Je me rendis chez André dans l'heure. Dans mon esprit je l'appelais par son prénom pour la première fois, alors que de son vivant je n'avais jamais osé le faire.

J'en avais l'intention lors de notre prochaine rencontre, comme j'avais l'intention aussi de l'embrasser et de lui appartenir.

Sa mort me volait une histoire d'amour. Ma première histoire d'amour, celle que je voulais découvrir, consommer, déguster.

Je fis le chemin à pied jusqu'à la grille de l'hôtel particulier. Une foule d'anonymes et de proches campaient là. Quelques privilégiés y rentraient avec la bénédiction de la vielle femme, toujours aussi voutée et lente. Elle scannait du regard les uns et les autres, disaient oui ou non, selon qu'ils fussent ou pas de la famille du général.

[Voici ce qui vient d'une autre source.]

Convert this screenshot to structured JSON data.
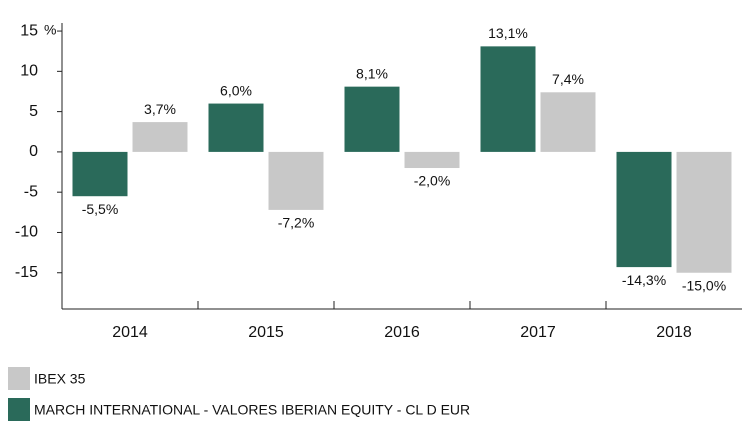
{
  "chart_data": {
    "type": "bar",
    "categories": [
      "2014",
      "2015",
      "2016",
      "2017",
      "2018"
    ],
    "series": [
      {
        "name": "IBEX 35",
        "color": "#c8c8c8",
        "values": [
          3.7,
          -7.2,
          -2.0,
          7.4,
          -15.0
        ],
        "value_labels": [
          "3,7%",
          "-7,2%",
          "-2,0%",
          "7,4%",
          "-15,0%"
        ]
      },
      {
        "name": "MARCH INTERNATIONAL - VALORES IBERIAN EQUITY - CL D EUR",
        "color": "#2a6a5a",
        "values": [
          -5.5,
          6.0,
          8.1,
          13.1,
          -14.3
        ],
        "value_labels": [
          "-5,5%",
          "6,0%",
          "8,1%",
          "13,1%",
          "-14,3%"
        ]
      }
    ],
    "y_unit": "%",
    "ylim": [
      -19.5,
      16
    ],
    "yticks": [
      15,
      10,
      5,
      0,
      -5,
      -10,
      -15
    ],
    "grid": false
  }
}
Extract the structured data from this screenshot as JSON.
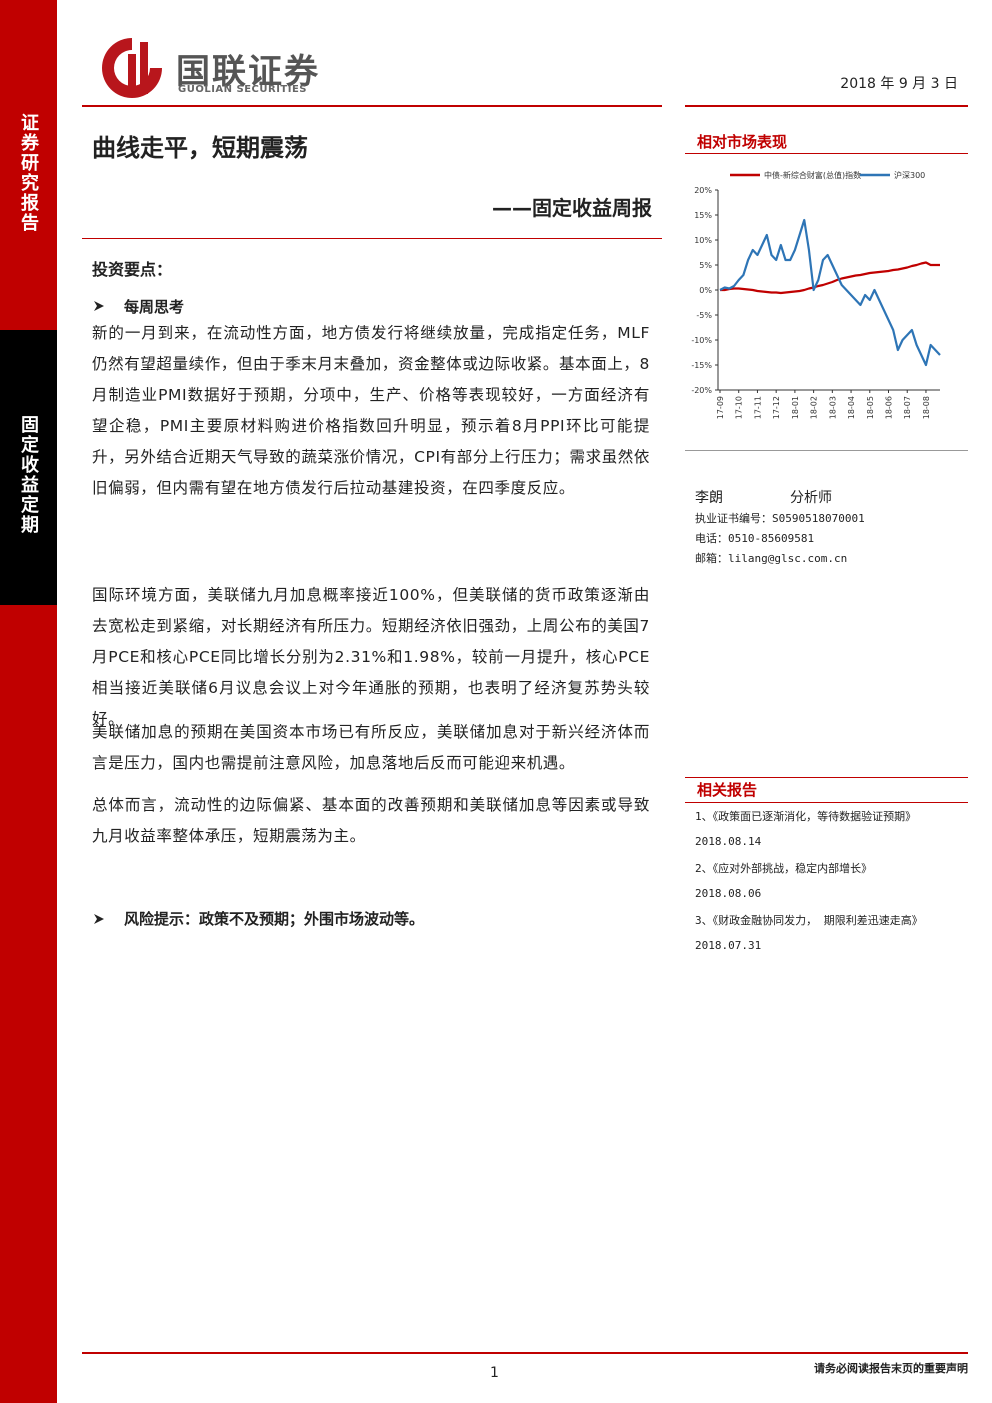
{
  "header": {
    "logo_cn": "国联证券",
    "logo_en": "GUOLIAN SECURITIES",
    "date": "2018 年 9 月 3 日"
  },
  "sidebar": {
    "top": "证券研究报告",
    "bottom": "固定收益定期"
  },
  "title": "曲线走平，短期震荡",
  "subtitle": "——固定收益周报",
  "summary": {
    "heading": "投资要点：",
    "bullet": "每周思考",
    "paragraphs": [
      "新的一月到来，在流动性方面，地方债发行将继续放量，完成指定任务，MLF仍然有望超量续作，但由于季末月末叠加，资金整体或边际收紧。基本面上，8月制造业PMI数据好于预期，分项中，生产、价格等表现较好，一方面经济有望企稳，PMI主要原材料购进价格指数回升明显，预示着8月PPI环比可能提升，另外结合近期天气导致的蔬菜涨价情况，CPI有部分上行压力；需求虽然依旧偏弱，但内需有望在地方债发行后拉动基建投资，在四季度反应。",
      "国际环境方面，美联储九月加息概率接近100%，但美联储的货币政策逐渐由去宽松走到紧缩，对长期经济有所压力。短期经济依旧强劲，上周公布的美国7月PCE和核心PCE同比增长分别为2.31%和1.98%，较前一月提升，核心PCE相当接近美联储6月议息会议上对今年通胀的预期，也表明了经济复苏势头较好。",
      "美联储加息的预期在美国资本市场已有所反应，美联储加息对于新兴经济体而言是压力，国内也需提前注意风险，加息落地后反而可能迎来机遇。",
      "总体而言，流动性的边际偏紧、基本面的改善预期和美联储加息等因素或导致九月收益率整体承压，短期震荡为主。"
    ],
    "risk": "风险提示：政策不及预期；外围市场波动等。"
  },
  "market_heading": "相对市场表现",
  "chart_data": {
    "type": "line",
    "categories": [
      "17-09",
      null,
      null,
      null,
      "17-10",
      null,
      null,
      null,
      "17-11",
      null,
      null,
      null,
      "17-12",
      null,
      null,
      null,
      "18-01",
      null,
      null,
      null,
      "18-02",
      null,
      null,
      null,
      "18-03",
      null,
      null,
      null,
      "18-04",
      null,
      null,
      null,
      "18-05",
      null,
      null,
      null,
      "18-06",
      null,
      null,
      null,
      "18-07",
      null,
      null,
      null,
      "18-08",
      null,
      null,
      null
    ],
    "series": [
      {
        "name": "中债-新综合财富(总值)指数",
        "color": "#c00000",
        "values": [
          0,
          0,
          0.2,
          0.3,
          0.3,
          0.2,
          0.1,
          0,
          -0.2,
          -0.3,
          -0.4,
          -0.5,
          -0.5,
          -0.6,
          -0.5,
          -0.4,
          -0.3,
          -0.2,
          0,
          0.3,
          0.5,
          0.8,
          1,
          1.3,
          1.6,
          2,
          2.3,
          2.5,
          2.7,
          2.9,
          3,
          3.2,
          3.4,
          3.5,
          3.6,
          3.7,
          3.8,
          4,
          4.1,
          4.3,
          4.5,
          4.8,
          5,
          5.3,
          5.5,
          5,
          5,
          5
        ]
      },
      {
        "name": "沪深300",
        "color": "#2e75b6",
        "values": [
          0,
          0.5,
          0.3,
          0.8,
          2,
          3,
          6,
          8,
          7,
          9,
          11,
          7,
          6,
          9,
          6,
          6,
          8,
          11,
          14,
          8,
          0,
          2,
          6,
          7,
          5,
          3,
          1,
          0,
          -1,
          -2,
          -3,
          -1,
          -2,
          0,
          -2,
          -4,
          -6,
          -8,
          -12,
          -10,
          -9,
          -8,
          -11,
          -13,
          -15,
          -11,
          -12,
          -13
        ]
      }
    ],
    "ylim": [
      -20,
      20
    ],
    "yticks": [
      {
        "value": 20,
        "label": "20%"
      },
      {
        "value": 15,
        "label": "15%"
      },
      {
        "value": 10,
        "label": "10%"
      },
      {
        "value": 5,
        "label": "5%"
      },
      {
        "value": 0,
        "label": "0%"
      },
      {
        "value": -5,
        "label": "-5%"
      },
      {
        "value": -10,
        "label": "-10%"
      },
      {
        "value": -15,
        "label": "-15%"
      },
      {
        "value": -20,
        "label": "-20%"
      }
    ],
    "legend": "top",
    "grid": false
  },
  "analyst": {
    "name": "李朗",
    "role": "分析师",
    "license": "执业证书编号：S0590518070001",
    "phone": "电话：0510-85609581",
    "email": "邮箱：lilang@glsc.com.cn"
  },
  "related": {
    "heading": "相关报告",
    "items": [
      {
        "title": "1、《政策面已逐渐消化，等待数据验证预期》",
        "date": "2018.08.14"
      },
      {
        "title": "2、《应对外部挑战，稳定内部增长》",
        "date": "2018.08.06"
      },
      {
        "title": "3、《财政金融协同发力， 期限利差迅速走高》",
        "date": "2018.07.31"
      }
    ]
  },
  "footer": {
    "page": "1",
    "disclaimer": "请务必阅读报告末页的重要声明"
  }
}
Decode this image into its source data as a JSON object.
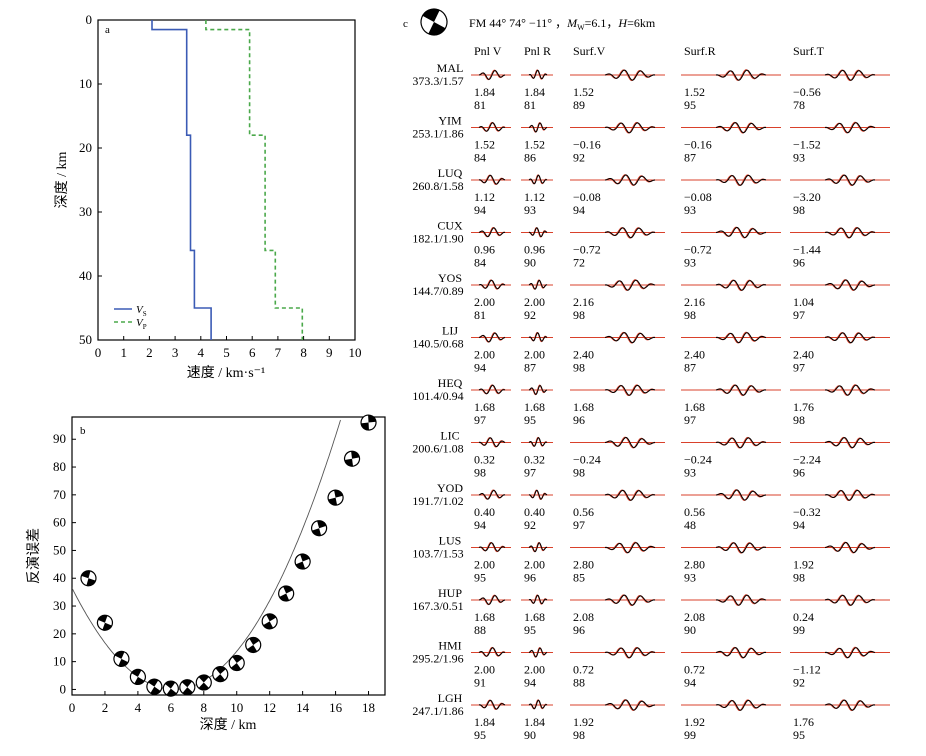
{
  "chart_data": [
    {
      "type": "line",
      "panel_label": "a",
      "xlabel": "速度 / km·s⁻¹",
      "ylabel": "深度 / km",
      "xlim": [
        0,
        10
      ],
      "ylim": [
        50,
        0
      ],
      "xticks": [
        "0",
        "1",
        "2",
        "3",
        "4",
        "5",
        "6",
        "7",
        "8",
        "9",
        "10"
      ],
      "yticks": [
        "0",
        "10",
        "20",
        "30",
        "40",
        "50"
      ],
      "legend_position": "bottom-left",
      "series": [
        {
          "name": "V_S",
          "legend_main": "V",
          "legend_sub": "S",
          "color": "#3b5bb5",
          "dash": "solid",
          "points": [
            [
              2.1,
              0
            ],
            [
              2.1,
              1.5
            ],
            [
              3.45,
              1.5
            ],
            [
              3.45,
              18
            ],
            [
              3.6,
              18
            ],
            [
              3.6,
              36
            ],
            [
              3.75,
              36
            ],
            [
              3.75,
              45
            ],
            [
              4.4,
              45
            ],
            [
              4.4,
              50
            ]
          ]
        },
        {
          "name": "V_P",
          "legend_main": "V",
          "legend_sub": "P",
          "color": "#4aa84a",
          "dash": "4,3",
          "points": [
            [
              4.2,
              0
            ],
            [
              4.2,
              1.5
            ],
            [
              5.9,
              1.5
            ],
            [
              5.9,
              18
            ],
            [
              6.5,
              18
            ],
            [
              6.5,
              36
            ],
            [
              6.9,
              36
            ],
            [
              6.9,
              45
            ],
            [
              7.95,
              45
            ],
            [
              7.95,
              50
            ]
          ]
        }
      ]
    },
    {
      "type": "scatter",
      "panel_label": "b",
      "xlabel": "深度 / km",
      "ylabel": "反演误差",
      "xlim": [
        0,
        19
      ],
      "ylim": [
        -2,
        98
      ],
      "xticks": [
        "0",
        "2",
        "4",
        "6",
        "8",
        "10",
        "12",
        "14",
        "16",
        "18"
      ],
      "yticks": [
        "0",
        "10",
        "20",
        "30",
        "40",
        "50",
        "60",
        "70",
        "80",
        "90"
      ],
      "points": [
        {
          "x": 1,
          "y": 40
        },
        {
          "x": 2,
          "y": 24
        },
        {
          "x": 3,
          "y": 11
        },
        {
          "x": 4,
          "y": 4.5
        },
        {
          "x": 5,
          "y": 1
        },
        {
          "x": 6,
          "y": 0.3
        },
        {
          "x": 7,
          "y": 0.8
        },
        {
          "x": 8,
          "y": 2.5
        },
        {
          "x": 9,
          "y": 5.5
        },
        {
          "x": 10,
          "y": 9.5
        },
        {
          "x": 11,
          "y": 16
        },
        {
          "x": 12,
          "y": 24.5
        },
        {
          "x": 13,
          "y": 34.5
        },
        {
          "x": 14,
          "y": 46
        },
        {
          "x": 15,
          "y": 58
        },
        {
          "x": 16,
          "y": 69
        },
        {
          "x": 17,
          "y": 83
        },
        {
          "x": 18,
          "y": 96
        }
      ],
      "fit_curve": {
        "vertex_x": 6.2,
        "vertex_y": 0,
        "coef": 0.95
      }
    },
    {
      "type": "waveform-table",
      "panel_label": "c",
      "solution": {
        "prefix": "FM 44°   74°   −11°  ，",
        "mw_label": "M",
        "mw_sub": "W",
        "mw_value": "=6.1，",
        "depth_label": "H",
        "depth_value": "=6km"
      },
      "columns": [
        "Pnl V",
        "Pnl R",
        "Surf.V",
        "Surf.R",
        "Surf.T"
      ],
      "stations": [
        {
          "name": "MAL",
          "dist": "373.3/1.57",
          "shifts": [
            "1.84",
            "1.84",
            "1.52",
            "1.52",
            "−0.56"
          ],
          "cc": [
            "81",
            "81",
            "89",
            "95",
            "78"
          ]
        },
        {
          "name": "YIM",
          "dist": "253.1/1.86",
          "shifts": [
            "1.52",
            "1.52",
            "−0.16",
            "−0.16",
            "−1.52"
          ],
          "cc": [
            "84",
            "86",
            "92",
            "87",
            "93"
          ]
        },
        {
          "name": "LUQ",
          "dist": "260.8/1.58",
          "shifts": [
            "1.12",
            "1.12",
            "−0.08",
            "−0.08",
            "−3.20"
          ],
          "cc": [
            "94",
            "93",
            "94",
            "93",
            "98"
          ]
        },
        {
          "name": "CUX",
          "dist": "182.1/1.90",
          "shifts": [
            "0.96",
            "0.96",
            "−0.72",
            "−0.72",
            "−1.44"
          ],
          "cc": [
            "84",
            "90",
            "72",
            "93",
            "96"
          ]
        },
        {
          "name": "YOS",
          "dist": "144.7/0.89",
          "shifts": [
            "2.00",
            "2.00",
            "2.16",
            "2.16",
            "1.04"
          ],
          "cc": [
            "81",
            "92",
            "98",
            "98",
            "97"
          ]
        },
        {
          "name": "LIJ",
          "dist": "140.5/0.68",
          "shifts": [
            "2.00",
            "2.00",
            "2.40",
            "2.40",
            "2.40"
          ],
          "cc": [
            "94",
            "87",
            "98",
            "87",
            "97"
          ]
        },
        {
          "name": "HEQ",
          "dist": "101.4/0.94",
          "shifts": [
            "1.68",
            "1.68",
            "1.68",
            "1.68",
            "1.76"
          ],
          "cc": [
            "97",
            "95",
            "96",
            "97",
            "98"
          ]
        },
        {
          "name": "LIC",
          "dist": "200.6/1.08",
          "shifts": [
            "0.32",
            "0.32",
            "−0.24",
            "−0.24",
            "−2.24"
          ],
          "cc": [
            "98",
            "97",
            "98",
            "93",
            "96"
          ]
        },
        {
          "name": "YOD",
          "dist": "191.7/1.02",
          "shifts": [
            "0.40",
            "0.40",
            "0.56",
            "0.56",
            "−0.32"
          ],
          "cc": [
            "94",
            "92",
            "97",
            "48",
            "94"
          ]
        },
        {
          "name": "LUS",
          "dist": "103.7/1.53",
          "shifts": [
            "2.00",
            "2.00",
            "2.80",
            "2.80",
            "1.92"
          ],
          "cc": [
            "95",
            "96",
            "85",
            "93",
            "98"
          ]
        },
        {
          "name": "HUP",
          "dist": "167.3/0.51",
          "shifts": [
            "1.68",
            "1.68",
            "2.08",
            "2.08",
            "0.24"
          ],
          "cc": [
            "88",
            "95",
            "96",
            "90",
            "99"
          ]
        },
        {
          "name": "HMI",
          "dist": "295.2/1.96",
          "shifts": [
            "2.00",
            "2.00",
            "0.72",
            "0.72",
            "−1.12"
          ],
          "cc": [
            "91",
            "94",
            "88",
            "94",
            "92"
          ]
        },
        {
          "name": "LGH",
          "dist": "247.1/1.86",
          "shifts": [
            "1.84",
            "1.84",
            "1.92",
            "1.92",
            "1.76"
          ],
          "cc": [
            "95",
            "90",
            "98",
            "99",
            "95"
          ]
        }
      ],
      "colors": {
        "observed": "#000000",
        "synthetic": "#d9412b"
      }
    }
  ]
}
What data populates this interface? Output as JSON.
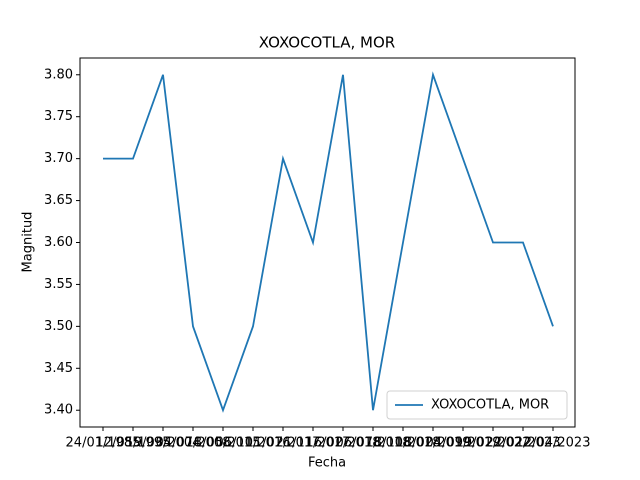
{
  "chart_data": {
    "type": "line",
    "title": "XOXOCOTLA, MOR",
    "xlabel": "Fecha",
    "ylabel": "Magnitud",
    "categories": [
      "24/01/1985",
      "12/05/1995",
      "19/03/2004",
      "04/07/2008",
      "18/05/2015",
      "06/10/2016",
      "11/07/2017",
      "21/11/2017",
      "16/02/2018",
      "06/07/2018",
      "18/10/2018",
      "18/02/2019",
      "04/09/2019",
      "19/02/2022",
      "22/02/2023",
      "12/04/2023"
    ],
    "series": [
      {
        "name": "XOXOCOTLA, MOR",
        "color": "#1f77b4",
        "values": [
          3.7,
          3.7,
          3.8,
          3.5,
          3.4,
          3.5,
          3.7,
          3.6,
          3.8,
          3.4,
          3.6,
          3.8,
          3.7,
          3.6,
          3.6,
          3.5
        ]
      }
    ],
    "ylim": [
      3.38,
      3.82
    ],
    "yticks": [
      {
        "value": 3.4,
        "label": "3.40"
      },
      {
        "value": 3.45,
        "label": "3.45"
      },
      {
        "value": 3.5,
        "label": "3.50"
      },
      {
        "value": 3.55,
        "label": "3.55"
      },
      {
        "value": 3.6,
        "label": "3.60"
      },
      {
        "value": 3.65,
        "label": "3.65"
      },
      {
        "value": 3.7,
        "label": "3.70"
      },
      {
        "value": 3.75,
        "label": "3.75"
      },
      {
        "value": 3.8,
        "label": "3.80"
      }
    ],
    "legend": "lower right",
    "grid": false
  }
}
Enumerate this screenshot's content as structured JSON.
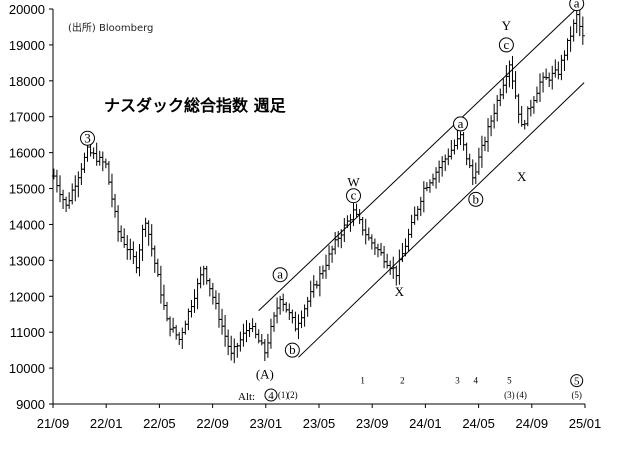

Vint mon tour, un seul regard et un oui franc et massif. Le portail s'ouvrit pour moi seule. Un majordome se posa à ma hauteur et me demanda de le suivre. J'avais droit à un traitement particulier. Le chemin de graviers, le hall, le cahier de condoléances posé sur une desserte, quelques bouquets de fleurs sur le sol autour, l'escalier, les 40 marches menant à l'étage, cette chambre sur la droite furent autant de préambules à une scène dont je redoutais la vision : le cadavre de l'homme que j'aimais.

Pour la première fois, je le vis torse nu et découvris estomaquée un détail qui changea tout : deux grains de beauté en dessous du nombril

J'avais les mêmes au même endroit.

Dès lors je sus que l'homme avec qui je voulais faire ma vie était mon père biologique.